Большая чашка с крепким кофе на краю стола давно остыла, а он все размышлял. Кабинет отделяла от террасы на крыше стена из термоизолирующего стекла, сквозь которую он наблюдал за восходом солнца, за тем, как первые лучи разгоняют туман над Центральным парком. Густой туман успел вскарабкаться высоко-высоко, прямо на солнечный диск с противоположной стороны здания. Додж рано приехал на работу и оставил на столе секретарши поручение непрерывно дозваниваться до Зигги Мотли, чтобы в конце концов его отловить.
Он сомневался, что секретарша уже явилась. Последние недели она не беспокоила его, если он сам к ней не обращался. Додж терпеть не мог, когда подчиненные досаждали ему на службе. Его огорчала их очевидная беспомощность. Он отворачивался от них, смущенный, словно читал в их лживых приветственных улыбках, энергичной походке, оживленной пустой болтовне правду — их постыдную слабость во всем. Искренние улыбки тревожили его еще больше, так как являлись напрасной демонстрацией приличного воспитания.
Он трудился в здании на Пятой авеню и давно разучился отличать секретарей от носителей истинных талантов. Поп-певцами, старлетками, актрисами и актерами распоряжался от его имени наемный персонал. Во время переговоров, при заключении контрактов он всегда старался продать талантливого исполнителя «в пакете». «Пакет» означал, что продюсер нанимает принадлежащий Доджу талант, пользующийся всеобщей любовью, вместе со всеми его второстепенными контрактами — отсюда и понятие «пакет». На языке Доджа мало было назвать женщину «дико эротичной», следовало еще повысить ее стоимость, упомянув о «пакете».
Додж знал все о своих «пакетах» и о «пакетах» конкурентов. Он знал, какой они могут принести доход при благоприятных условиях. Знал все безубыточные исполнительские площадки страны и следил за ситуацией вокруг них. Ему известно было, сколько загребают продюсеры и сколько он должен оставить себе. Он знал, что представляет собой жизнь самых знаменитых дарований. Знал об их безумии, их постельных партнерах, о том, с кем им хотелось бы переспать, а также о том, наделены ли они настоящим талантом.
Додж полагал, что обязан успехом в этом непростом деле своей величественной недоступности. Он был спокоен и собран, верил, что без этого не прожить. Он бы с радостью проявлял больше дружелюбия, но в этом слишком нервном мире трудно было дружить. Друзья мгновенно вывели бы его из равновесия. Поэтому он полагался на броню из вежливого молчания. И считал, что важнее всего не идти на поводу у безумного мира. Самый продуктивный способ — это отгородиться от всех невидимым экраном, отсечь от себя беспокойный человеческий фактор.

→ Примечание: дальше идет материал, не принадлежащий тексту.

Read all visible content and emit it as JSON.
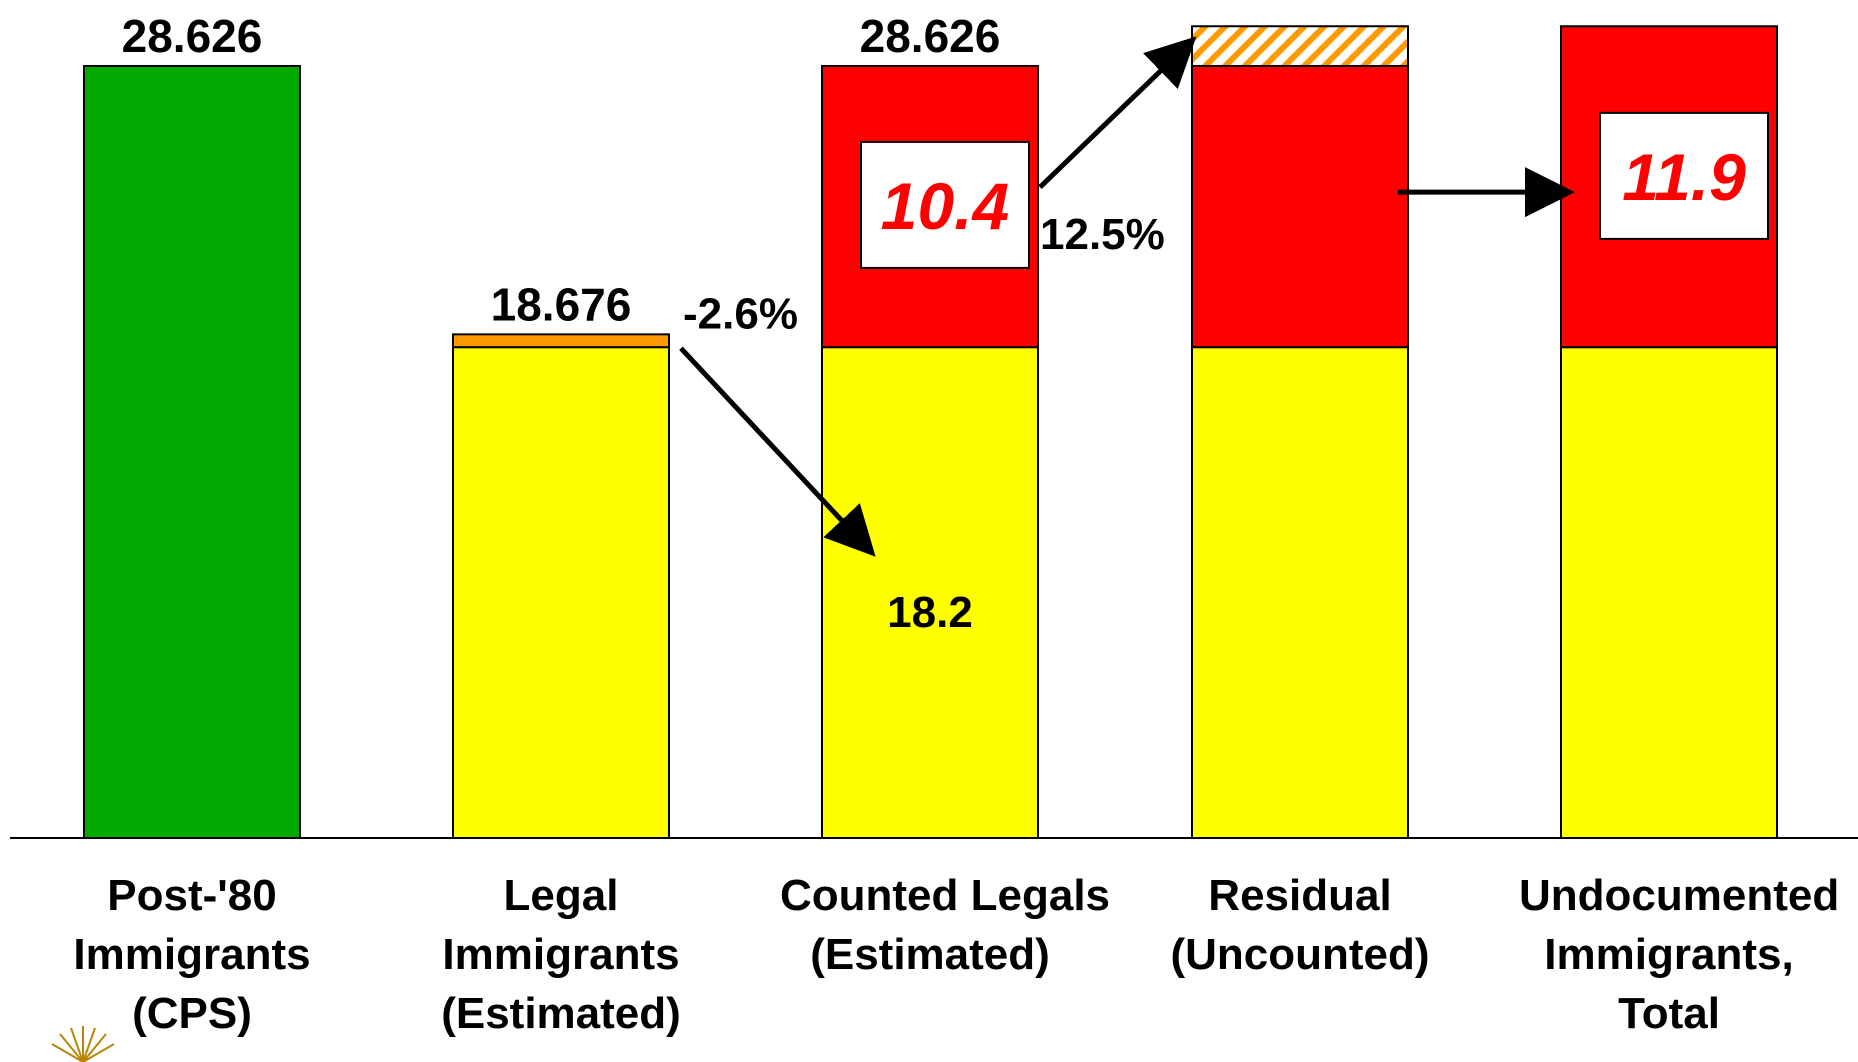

Охранительная тишина, благодаря которой Додж на голову возвышался над толпой, все же внушала ему иногда дурные предчувствия. Растворяя свою жизненную энергию в пустоте, он одновременно топил собственную непосредственность, обкладывая ее тишиной, точно ватой. Он испытывал неудобство, когда приходилось проявлять показное дружелюбие, и старался обходиться без этого. Однако сознавал, что в душе накапливается некий мусор, и порой занимался самокопанием. Когда же бывал дружелюбным и скромным, то есть самим собой, все тоже выходило как-то не так. Быть самим собой — большое счастье, зато потом приходится испытывать похмелье от саморазоблачения.
Покой, работавший на его престиж, приближал его смерть. День за днем он переставал быть самим собой, скармливая себя по кусочку ненасытной богине — безжизненной сдержанности. Он чувствовал, что смерть настигает его, ибо успех был равносилен отказу от жизни. Он пугался того, что сам взращивал в себе непомерным усилием воли. Однако еще больше его пугало, как бы партнеры по бизнесу не стали эксплуатировать его дружелюбие. Из-за этих соображений он посадил себя под замок, в камеру, став своим собственным стражником.
Мчась с утра пораньше в офис из своего имения в Маунт-Киско, он совершенно не походил на созданный годами образ — эдакую воплощенную непреклонность. А поехал в город, не дожидаясь рассвета, только потому, что не мог спать. Наваждение, не дававшее ему покоя уже несколько месяцев, напоминало лихорадку. Его лихорадило с головы до ног. Болезненные воспоминания о Сиам все чаще посещали его в рабочее время. Она возникала перед глазами в самые неподходящие моменты, даже когда он был страшно занят. Сперва он списывал подобное состояние на регулярный недосып. И стал спать по 8–9 часов кряду. Ему нравилось отходить ко сну все раньше и раньше, и это кончилось тем, что он впервые в жизни стал спать по 10–12 часов. Однако воспоминания о ней преследовали его по-прежнему.